A satirical look at Cambridge life and the struggle between tradition and reform, Porterhouse Blue tells the story of Skullion, the Head Porter of a fictional Cambridge college, Porterhouse.

The central characters are Skullion, the Head Porter; Lionel Zipser, a research graduate student; Sir Godber Evans, the Master; Lady Mary, the Master's wife; the Dean; and Mrs. Biggs, Zipser's bedder.

For the first time in five hundred years, the master of Porterhouse fails to name his successor on his deathbed before dying. He succumbs to a Porterhouse Blue - a stroke brought about by overindulgence in the college's legendary cuisine. Sir Godber Evans is appointed as his successor.
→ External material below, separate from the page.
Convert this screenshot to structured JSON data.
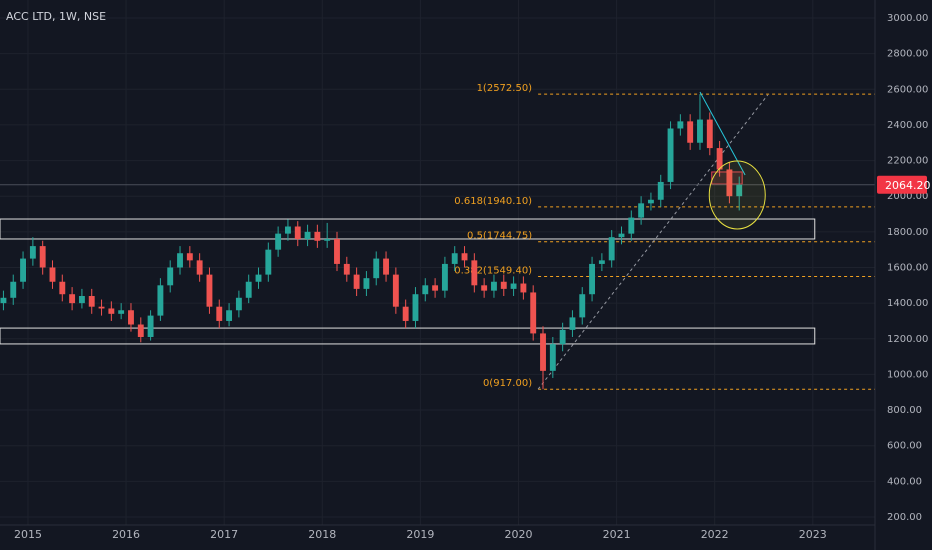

Sir Godber, egged on by his zealous wife, Lady Mary, announces sweeping changes to the centuries of college tradition, much to the concern of Skullion and the Fellows, who plan a counter-attack on the proposed contraceptive machines, women students, and canteen.

Meanwhile, the only research graduate student in the college, Lionel Zipser, visits the hard-of-hearing Chaplain and explains his fixation for Mrs Biggs, his middle-aged, large-breasted bedder, through a megaphone, and is therefore overheard by the whole college. Mrs Biggs is not within earshot, but nevertheless senses that something is up from Zipser's awkward behaviour around her every time she comes to clean his room and especially when she teases him sexually, the climax of which is when she asks him to help her take off her bright red PVC raincoat from behind, in the tight confines of the "gyp".